The Six Nations has passed and for many an awful lot has changed forever. Take Jacob Stockdale for example -a young guy by no means certain of his place in the Irish team before the Championship – going on to play every match in a Grand Slam winning side and set a Six Nations try scoring record.
When he next plays for Ireland he will do so shouldering a weight of expectation such that he will have to adjust mentally to deal with it. Before then he will have to return North to Ravenhill and Ulster.
From an unstoppable test team to a far too often stoppable Club one -and that’s tough too. I know many players who through there careers found it tough to adjust back down from test rugby.
I was a little different. I know it sounds a rather basic thing, but I was all too often just happy to be back in familiar surroundings and sleeping in my own bed. I didn’t feel any anti-climax, deflation or emptiness returning to my club side -for me I was happy to be back home.

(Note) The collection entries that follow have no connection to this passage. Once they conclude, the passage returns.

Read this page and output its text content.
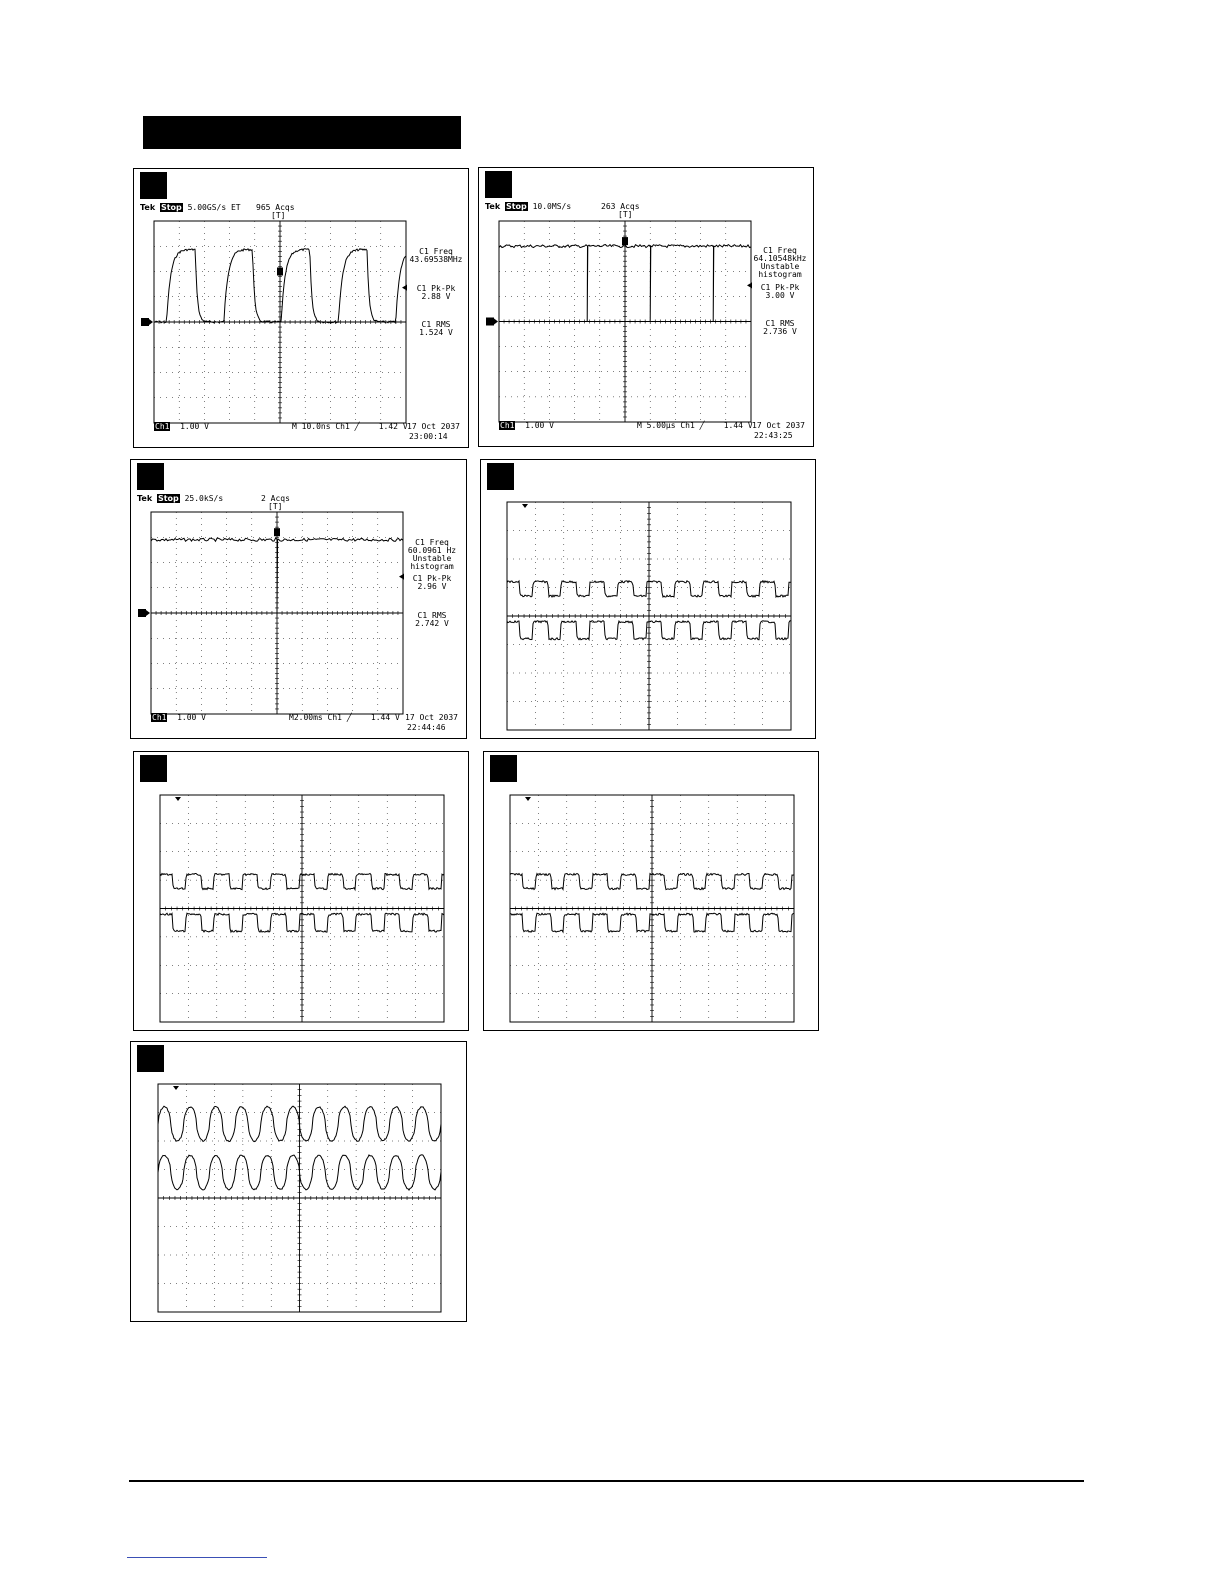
Tek Stop 5.00GS/s ET 965 Acqs
[T]
C1 Freq
43.69538MHz
C1 Pk-Pk
2.88 V
C1 RMS
1.524 V
Ch1 1.00 V	M 10.0ns Ch1 ╱ 1.42 V 17 Oct 2037
23:00:14
Tek Stop 10.0MS/s	263 Acqs
[T]
C1 Freq
64.10548kHz
Unstable
histogram
C1 Pk-Pk
3.00 V
C1 RMS
2.736 V
Ch1 1.00 V	M 5.00µs Ch1 ╱ 1.44 V 17 Oct 2037
22:43:25
Tek Stop 25.0kS/s	2 Acqs
[T]
C1 Freq
60.0961 Hz
Unstable
histogram
C1 Pk-Pk
2.96 V
C1 RMS
2.742 V
Ch1 1.00 V	M2.00ms Ch1 ╱ 1.44 V 17 Oct 2037
22:44:46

As much as Irish pride feels like its peaked, it hasn’t and Irish eyes are already looking east with thoughts of Japan. Many would love the World Cup to be somehow brought forward to this summer and we all know how difficult its going be for this Irish squad -talented and well coached as it is -to maintain this level of momentum all the way through to summer 2019.
England may have some seriously bruised egos and damaged Six Nations pride but they have time between now and next summer to re-establish themselves on an upward trajectory. Whilst not enough has changed with the Scots to ascertain in what direction they’re really moving, France are definitely on the up.

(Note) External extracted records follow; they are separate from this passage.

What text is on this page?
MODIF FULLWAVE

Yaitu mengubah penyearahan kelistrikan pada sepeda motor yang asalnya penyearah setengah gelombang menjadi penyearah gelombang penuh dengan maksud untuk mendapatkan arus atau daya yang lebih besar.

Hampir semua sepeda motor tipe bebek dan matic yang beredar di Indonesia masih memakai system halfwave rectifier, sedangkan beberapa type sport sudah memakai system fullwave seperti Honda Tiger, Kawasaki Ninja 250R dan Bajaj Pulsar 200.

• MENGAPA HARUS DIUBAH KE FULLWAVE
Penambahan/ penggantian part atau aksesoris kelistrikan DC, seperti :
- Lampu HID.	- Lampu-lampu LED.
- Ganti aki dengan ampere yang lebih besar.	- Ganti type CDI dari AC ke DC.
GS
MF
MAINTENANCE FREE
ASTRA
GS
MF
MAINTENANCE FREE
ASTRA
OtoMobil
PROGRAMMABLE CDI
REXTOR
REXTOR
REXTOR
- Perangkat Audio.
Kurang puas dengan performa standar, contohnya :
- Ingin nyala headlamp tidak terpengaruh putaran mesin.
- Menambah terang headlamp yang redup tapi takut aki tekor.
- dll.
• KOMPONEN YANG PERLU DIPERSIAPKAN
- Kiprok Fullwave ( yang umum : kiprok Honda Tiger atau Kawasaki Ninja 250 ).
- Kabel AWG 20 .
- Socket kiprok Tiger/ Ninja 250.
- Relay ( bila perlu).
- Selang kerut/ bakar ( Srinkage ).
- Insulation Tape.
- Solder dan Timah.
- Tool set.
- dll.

Ireland definitely have a more easily negotiable Pool notwithstanding the weekend addition of Romania.
The Spanish rugby journey to the cusp of World Cup qualification was close to being the story of European test rugby – second only to the exploits of Ireland. It’s a huge shame they ran aground in Brussels. World Rugby can’t simply disassociate themselves from refereeing selections and nudge the blame on to Rugby Europe. The farce of a touch judge helping England prepare for Ireland was followed by a Romanian referee in charge of a match that determined Romania’s World Cup qualification.
At best both incidents are pretty bad for optics and suggest a professionalism deficit at World Rugby. Whilst the conduct of the Spanish players post-match was inexcusable, failure to properly address their complaints will do absolutely nothing for World Rugby’s reputation.
If the solution means offering to replay that match, then so be it.
This weekend I’ll be keeping a close eye on Ulster to see if there is any prospect whatsoever of them recovering their season. A trip to Cardiff to face in form Ulster old boy Nick Williams might not be the best place for them to start but they have to start somewhere. Fingers crossed a little Stockdale magic inspires the rest of the squad.
It is during our darkest moments that we must focus to see the light.